Voici donc l'Union européenne réduite à une seule incantation : il est interdit de vouloir autre chose. Admirable et court trajet des promesses à la menace. L'UE a bâti - avec la complicité permanente des parlements nationaux - une muraille législative impressionnante et sans cesse augmentée pour empêcher toute émancipation et ne prend désormais plus la peine de dissimuler son impérialisme. Elle refuse à chaque nation de décider ce que serait son bien (renoncer à une monnaie qui ruine, fermer ses frontières, soutenir son industrie) mais en plus n'apporte aucune aide pour résoudre les difficultés : conquérant cohérent, l'UE considère que les problèmes ne sont que le fait des conquis puisqu'ils n'expriment qu'une difficulté locale.

Dans ce cadre, il est hors de question que la construction européenne soit freinée par les habitants : si des années 70 aux années 90 la construction avançait comme un processus inéluctable (et mobilisant de moins en moins les foules), hormis les cas anglais et danois, les référendums du XXIe siècle (France en 2005, Irlande en 2005 et 2008, Ecosse en 2014, Grèce en 2015), divers dans leurs buts, sont tous traités de la même façon : ils contredisent dans l'esprit la construction et n'ont donc pas à être respectés. Ces consultations doivent être dénoncées, sur un mode catastrophiste (ruine et famine étant censées s'abattre sur les partisans de la moindre Europe) et leurs résultats doivent être contournés : l'Irlande devra revoter en 2008, Sarkozy piétinera en 2008 la volonté des Français exprimées en 2005, et la Grèce se voit écrasée - les parlements nationaux étant sommés d'approuver la mesure.

L'Union européenne est à elle-même sa propre justification, la marche vers le fédéralisme se passera de l'assentiment des populations.
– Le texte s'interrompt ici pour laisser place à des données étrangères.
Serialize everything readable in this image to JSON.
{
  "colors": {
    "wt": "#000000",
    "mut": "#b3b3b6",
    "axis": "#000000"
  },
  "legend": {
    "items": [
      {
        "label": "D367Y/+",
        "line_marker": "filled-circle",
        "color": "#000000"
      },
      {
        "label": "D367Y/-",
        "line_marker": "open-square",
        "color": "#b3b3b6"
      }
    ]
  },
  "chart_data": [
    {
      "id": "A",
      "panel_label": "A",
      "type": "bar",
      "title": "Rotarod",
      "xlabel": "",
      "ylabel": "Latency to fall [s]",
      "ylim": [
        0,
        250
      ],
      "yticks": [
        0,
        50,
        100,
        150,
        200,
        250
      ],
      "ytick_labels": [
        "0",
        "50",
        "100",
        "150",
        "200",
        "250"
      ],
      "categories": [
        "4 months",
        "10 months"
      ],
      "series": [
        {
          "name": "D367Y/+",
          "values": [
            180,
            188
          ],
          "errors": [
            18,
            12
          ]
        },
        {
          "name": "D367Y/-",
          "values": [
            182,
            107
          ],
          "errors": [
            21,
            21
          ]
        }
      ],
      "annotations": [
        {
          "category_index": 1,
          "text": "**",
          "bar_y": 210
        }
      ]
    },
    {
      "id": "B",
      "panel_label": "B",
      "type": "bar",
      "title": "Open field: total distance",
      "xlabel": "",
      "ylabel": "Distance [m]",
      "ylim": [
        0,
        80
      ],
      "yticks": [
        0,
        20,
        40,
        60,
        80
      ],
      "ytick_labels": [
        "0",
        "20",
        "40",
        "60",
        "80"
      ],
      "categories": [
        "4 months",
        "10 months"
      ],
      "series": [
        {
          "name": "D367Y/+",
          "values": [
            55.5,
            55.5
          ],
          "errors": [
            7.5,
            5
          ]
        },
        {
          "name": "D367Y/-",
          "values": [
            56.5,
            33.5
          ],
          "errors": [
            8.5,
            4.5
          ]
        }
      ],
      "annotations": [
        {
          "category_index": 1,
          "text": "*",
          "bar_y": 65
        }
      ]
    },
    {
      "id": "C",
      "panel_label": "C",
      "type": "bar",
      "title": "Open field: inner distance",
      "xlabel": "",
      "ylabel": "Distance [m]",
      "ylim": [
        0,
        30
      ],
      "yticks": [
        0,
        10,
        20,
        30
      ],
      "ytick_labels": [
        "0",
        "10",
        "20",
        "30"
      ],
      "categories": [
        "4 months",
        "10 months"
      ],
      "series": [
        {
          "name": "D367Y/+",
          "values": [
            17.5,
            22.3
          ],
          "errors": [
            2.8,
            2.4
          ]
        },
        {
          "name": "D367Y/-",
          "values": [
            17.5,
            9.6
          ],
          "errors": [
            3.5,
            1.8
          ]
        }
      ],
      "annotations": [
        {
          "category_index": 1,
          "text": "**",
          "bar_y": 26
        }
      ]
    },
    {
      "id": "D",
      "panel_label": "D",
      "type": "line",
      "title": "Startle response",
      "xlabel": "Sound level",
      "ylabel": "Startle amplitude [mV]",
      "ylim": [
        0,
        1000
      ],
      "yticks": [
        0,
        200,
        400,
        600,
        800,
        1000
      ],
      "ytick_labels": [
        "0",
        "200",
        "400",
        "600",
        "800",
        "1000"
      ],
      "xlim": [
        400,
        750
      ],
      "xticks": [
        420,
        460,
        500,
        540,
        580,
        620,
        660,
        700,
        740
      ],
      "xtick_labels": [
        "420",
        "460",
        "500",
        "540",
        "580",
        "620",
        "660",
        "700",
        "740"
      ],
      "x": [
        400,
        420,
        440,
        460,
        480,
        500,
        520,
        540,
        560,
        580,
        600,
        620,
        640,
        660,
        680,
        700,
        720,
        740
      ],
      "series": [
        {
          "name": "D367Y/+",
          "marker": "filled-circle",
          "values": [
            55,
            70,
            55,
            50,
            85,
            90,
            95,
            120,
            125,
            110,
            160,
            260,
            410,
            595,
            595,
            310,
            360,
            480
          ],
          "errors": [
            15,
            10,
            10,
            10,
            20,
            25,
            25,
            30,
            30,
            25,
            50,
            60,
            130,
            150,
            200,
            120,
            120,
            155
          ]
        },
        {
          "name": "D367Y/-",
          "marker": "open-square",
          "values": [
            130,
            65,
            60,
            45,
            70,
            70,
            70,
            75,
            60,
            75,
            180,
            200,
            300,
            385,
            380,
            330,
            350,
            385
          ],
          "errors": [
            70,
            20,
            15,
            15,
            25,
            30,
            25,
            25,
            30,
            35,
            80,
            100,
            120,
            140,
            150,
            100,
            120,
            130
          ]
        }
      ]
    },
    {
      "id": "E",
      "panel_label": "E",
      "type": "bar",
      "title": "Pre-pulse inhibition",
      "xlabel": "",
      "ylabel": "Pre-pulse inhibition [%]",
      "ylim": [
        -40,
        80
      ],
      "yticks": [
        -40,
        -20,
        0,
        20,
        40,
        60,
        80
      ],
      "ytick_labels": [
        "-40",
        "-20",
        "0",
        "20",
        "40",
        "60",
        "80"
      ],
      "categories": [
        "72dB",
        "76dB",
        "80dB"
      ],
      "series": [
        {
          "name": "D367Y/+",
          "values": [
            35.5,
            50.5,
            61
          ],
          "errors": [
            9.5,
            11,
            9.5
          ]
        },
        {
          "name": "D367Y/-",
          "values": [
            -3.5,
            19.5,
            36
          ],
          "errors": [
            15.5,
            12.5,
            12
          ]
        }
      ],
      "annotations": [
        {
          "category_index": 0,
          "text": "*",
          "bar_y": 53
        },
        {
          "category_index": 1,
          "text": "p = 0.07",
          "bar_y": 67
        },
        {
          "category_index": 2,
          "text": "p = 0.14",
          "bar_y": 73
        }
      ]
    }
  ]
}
Certains n'ont-ils pas salué l'instauration du Mécanisme européen de stabilité (MES, né avec la crise grecque, en 2010) comme étant l'embryon d'un budget européen - échappant bien sûr aux validations nationales ? L'UE se révèle donc comme une impasse démocratique... ou comme un projet politique conscient qui veut échapper à l'adhésion populaire et n'entend tirer sa légitimité que de lui-même. La voie est de plus en plus étroite et le commandement toujours plus impérieux : quelle sera la prochaine mutation impérialiste des autorités européennes ? Et ce qui reste de nation saura-t-il y résister ? L'épisode grec aura eu le mérite de dissiper les derniers doutes quant à la nature du pouvoir européen. Il reste à (res)susciter "les alternatives impossibles ».